I think you’ll agree, this drink is all you need for holiday cheer!
(note, you can make this on the quick with a microwave and some ready-made products–but for hygge sake, you’ll want to try things the slow-food way at least once!)
Slow Cooker Caramel Spiced Cider with Maple Whipped Cream
Rich and decadent, this caramel infused apple cider is perfect for a crisp winter evening.
- ½ gallon apple cider
- 1/3 c. brown sugar (packed)
- 2 T. pumpkin pie spice
- 2 t. real vanilla extract
- 3 cinnamon sticks
- caramel sauce
- maple whipped cream
- Add the apple cider, brown sugar, pumpkin pie spice, vanilla, and cinnamon sticks to your slow cooker. Cover and cook on low for 3 hours.
- After 2.5 hours, stir in ½ cup caramel sauce. Cover and allow the flavors to mingle for remaining 30 minutes.
- Remove and discard cinnamon sticks. To serve, ladle the hot cider into mugs and top with maple whipped cream and drizzle with additional caramel sauce.
Pumpkin Pie Spice
The perfect spice for pumpkin spiced everything!
- 3 T. cinnamon
- 1 T. ground ginger
- 1 T. ground nutmeg
- 2 t. ground allspice
- 2 t. ground cloves
- Combine and store in an air-tight container
Sure, you can buy premade caramel sauce, but once you get the hang of making your own, you’ll never buy another jar of caramel!
- ½ c. heavy cream
- 1 c. white sugar
- 2 T. water
- 4 T. unsalted butter
- Warm the heavy cream in a small saucepan over low heat. (You’ll want to slightly warm the cream to prevent curdling when it is added to the hot liquid).

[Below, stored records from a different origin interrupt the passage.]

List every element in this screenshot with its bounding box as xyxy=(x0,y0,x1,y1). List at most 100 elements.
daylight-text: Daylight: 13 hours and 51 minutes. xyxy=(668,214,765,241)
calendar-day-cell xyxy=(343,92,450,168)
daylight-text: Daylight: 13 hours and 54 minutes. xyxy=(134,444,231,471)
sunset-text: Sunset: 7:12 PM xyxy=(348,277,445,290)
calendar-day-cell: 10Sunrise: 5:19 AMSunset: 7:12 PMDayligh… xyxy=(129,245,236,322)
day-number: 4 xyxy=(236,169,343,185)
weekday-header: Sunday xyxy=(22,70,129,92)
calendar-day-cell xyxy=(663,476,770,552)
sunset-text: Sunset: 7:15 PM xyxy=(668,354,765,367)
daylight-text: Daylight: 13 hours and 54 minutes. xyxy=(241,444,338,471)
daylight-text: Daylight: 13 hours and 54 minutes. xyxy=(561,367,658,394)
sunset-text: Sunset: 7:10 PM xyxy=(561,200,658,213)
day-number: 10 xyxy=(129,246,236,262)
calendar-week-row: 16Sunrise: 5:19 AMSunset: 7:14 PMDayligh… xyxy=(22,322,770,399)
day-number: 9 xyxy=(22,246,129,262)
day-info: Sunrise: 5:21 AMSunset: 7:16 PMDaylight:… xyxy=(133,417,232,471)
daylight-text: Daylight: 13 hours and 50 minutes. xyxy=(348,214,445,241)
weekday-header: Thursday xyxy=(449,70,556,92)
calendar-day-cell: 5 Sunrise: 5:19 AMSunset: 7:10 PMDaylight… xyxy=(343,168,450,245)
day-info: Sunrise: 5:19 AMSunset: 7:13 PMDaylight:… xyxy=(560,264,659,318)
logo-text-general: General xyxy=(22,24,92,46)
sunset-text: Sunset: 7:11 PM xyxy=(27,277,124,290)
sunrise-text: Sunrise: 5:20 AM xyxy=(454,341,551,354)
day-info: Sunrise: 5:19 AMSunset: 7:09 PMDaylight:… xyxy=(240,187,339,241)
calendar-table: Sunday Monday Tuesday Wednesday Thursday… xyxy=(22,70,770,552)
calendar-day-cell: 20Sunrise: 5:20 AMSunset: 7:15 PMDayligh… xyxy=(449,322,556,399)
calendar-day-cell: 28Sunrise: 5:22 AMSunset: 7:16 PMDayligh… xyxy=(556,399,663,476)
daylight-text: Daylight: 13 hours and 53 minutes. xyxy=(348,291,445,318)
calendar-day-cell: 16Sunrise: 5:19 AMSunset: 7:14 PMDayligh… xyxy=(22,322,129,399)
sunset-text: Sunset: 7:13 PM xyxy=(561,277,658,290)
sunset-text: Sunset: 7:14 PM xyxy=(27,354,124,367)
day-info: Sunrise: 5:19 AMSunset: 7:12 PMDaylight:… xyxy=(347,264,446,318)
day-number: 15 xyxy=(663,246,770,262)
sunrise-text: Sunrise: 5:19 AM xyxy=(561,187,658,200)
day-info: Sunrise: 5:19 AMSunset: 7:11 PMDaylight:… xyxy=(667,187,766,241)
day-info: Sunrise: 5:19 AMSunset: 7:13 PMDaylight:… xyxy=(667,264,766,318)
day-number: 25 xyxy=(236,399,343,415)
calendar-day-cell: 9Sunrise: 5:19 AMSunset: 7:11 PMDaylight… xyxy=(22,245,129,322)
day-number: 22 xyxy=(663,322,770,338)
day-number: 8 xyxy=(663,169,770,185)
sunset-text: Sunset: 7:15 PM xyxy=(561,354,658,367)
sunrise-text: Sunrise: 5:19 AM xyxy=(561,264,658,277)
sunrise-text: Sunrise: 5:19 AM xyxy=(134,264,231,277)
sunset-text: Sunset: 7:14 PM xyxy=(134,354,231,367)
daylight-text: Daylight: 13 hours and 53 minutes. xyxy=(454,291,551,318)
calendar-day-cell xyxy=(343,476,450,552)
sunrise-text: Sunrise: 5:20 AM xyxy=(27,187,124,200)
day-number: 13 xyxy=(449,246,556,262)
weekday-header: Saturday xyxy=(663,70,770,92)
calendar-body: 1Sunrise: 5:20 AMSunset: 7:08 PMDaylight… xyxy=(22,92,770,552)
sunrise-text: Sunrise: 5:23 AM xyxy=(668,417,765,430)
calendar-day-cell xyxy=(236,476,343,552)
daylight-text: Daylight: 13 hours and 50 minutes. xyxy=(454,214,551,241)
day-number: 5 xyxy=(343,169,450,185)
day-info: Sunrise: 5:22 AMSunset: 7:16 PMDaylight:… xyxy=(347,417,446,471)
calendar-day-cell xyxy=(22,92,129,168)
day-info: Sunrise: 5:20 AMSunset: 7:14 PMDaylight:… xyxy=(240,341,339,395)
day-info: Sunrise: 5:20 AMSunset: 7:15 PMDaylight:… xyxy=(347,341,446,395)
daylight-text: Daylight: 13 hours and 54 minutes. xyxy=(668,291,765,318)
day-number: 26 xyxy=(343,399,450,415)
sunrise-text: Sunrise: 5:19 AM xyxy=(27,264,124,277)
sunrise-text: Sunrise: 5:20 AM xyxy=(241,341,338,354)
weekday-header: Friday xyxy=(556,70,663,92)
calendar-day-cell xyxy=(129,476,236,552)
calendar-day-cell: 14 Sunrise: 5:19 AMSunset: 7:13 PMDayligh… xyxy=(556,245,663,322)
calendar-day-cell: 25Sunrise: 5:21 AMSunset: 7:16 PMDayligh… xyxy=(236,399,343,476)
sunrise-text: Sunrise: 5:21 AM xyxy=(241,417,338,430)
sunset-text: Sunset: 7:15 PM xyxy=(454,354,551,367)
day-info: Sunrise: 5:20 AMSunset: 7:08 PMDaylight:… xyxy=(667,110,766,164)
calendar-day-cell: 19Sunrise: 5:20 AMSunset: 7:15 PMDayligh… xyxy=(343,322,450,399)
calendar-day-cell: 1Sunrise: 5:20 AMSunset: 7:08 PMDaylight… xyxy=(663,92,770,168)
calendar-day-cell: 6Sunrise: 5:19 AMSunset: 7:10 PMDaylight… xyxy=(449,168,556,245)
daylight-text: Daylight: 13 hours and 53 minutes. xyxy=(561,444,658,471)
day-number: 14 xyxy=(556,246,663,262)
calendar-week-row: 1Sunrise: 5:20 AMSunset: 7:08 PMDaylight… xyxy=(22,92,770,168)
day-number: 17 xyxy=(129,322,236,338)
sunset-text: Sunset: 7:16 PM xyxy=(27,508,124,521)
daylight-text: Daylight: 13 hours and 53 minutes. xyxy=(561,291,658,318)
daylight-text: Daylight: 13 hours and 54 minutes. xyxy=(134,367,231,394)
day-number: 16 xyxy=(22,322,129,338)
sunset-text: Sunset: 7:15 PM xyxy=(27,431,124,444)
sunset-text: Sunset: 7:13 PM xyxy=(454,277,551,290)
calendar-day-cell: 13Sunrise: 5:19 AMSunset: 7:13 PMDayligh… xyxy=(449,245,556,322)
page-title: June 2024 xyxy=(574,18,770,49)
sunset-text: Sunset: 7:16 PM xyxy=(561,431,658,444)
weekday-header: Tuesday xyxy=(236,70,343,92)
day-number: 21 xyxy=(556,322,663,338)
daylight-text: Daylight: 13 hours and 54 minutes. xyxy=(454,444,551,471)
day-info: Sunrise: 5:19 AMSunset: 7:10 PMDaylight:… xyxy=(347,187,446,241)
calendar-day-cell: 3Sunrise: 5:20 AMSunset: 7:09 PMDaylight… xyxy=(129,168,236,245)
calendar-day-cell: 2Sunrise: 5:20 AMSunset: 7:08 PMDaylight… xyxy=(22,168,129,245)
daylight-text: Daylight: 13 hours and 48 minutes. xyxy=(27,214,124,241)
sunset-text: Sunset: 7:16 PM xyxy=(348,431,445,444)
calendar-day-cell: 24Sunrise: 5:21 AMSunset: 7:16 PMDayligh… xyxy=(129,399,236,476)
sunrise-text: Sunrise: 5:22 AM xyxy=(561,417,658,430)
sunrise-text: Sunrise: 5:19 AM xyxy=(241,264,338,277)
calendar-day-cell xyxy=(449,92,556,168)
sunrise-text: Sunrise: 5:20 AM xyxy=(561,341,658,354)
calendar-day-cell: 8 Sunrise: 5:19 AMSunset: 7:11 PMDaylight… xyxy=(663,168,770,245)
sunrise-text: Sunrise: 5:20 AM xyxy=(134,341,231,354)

- Add the sugar and water to a heavy-bottomed oven-safe saucepan and stir to combine. Set spoon aside and do not stir the sugar mixture again. Bring mixture to a boil over medium-high heat. If sugar crystals remain on the sides of the pan, gently brush them back down with a moistened silicone baking brush.
- Continue boiling until the mixture turns a nice amber color.
- Do not overcook.
- If mixture gets too dark at this stage, you will need to start over.
- If a dark spot forms on one side due to uneven heating, lift the pan and gently swirl until the color is even again.
- Return pan to the burner and reduce heat when the desired color is achieved.
- Slowly whisk in the warmed cream until thoroughly incorporated. Be very careful while doing so because the sugar mixture will be extremely hot and will bubble up when the cooler cream is added.
- Remove from heat and add butter. Stir with a clean spoon until butter is totally incorporated into the mixture. Cool and store in airtight containers in the refrigerator for up to 5 days.
Maple Whipped Cream
The perfect topping for Caramel Spiced Cider
- 1 pint heavy whipped cream
- 1-2 T. real maple syrup
- In a large glass bowl, blend 1 pint of heavy whipping cream with a hand or immersion blender until it doubles in size and changes texture. Then, drizzle maple syrup into the bowl and continue blending until the mixture is light and fluffy.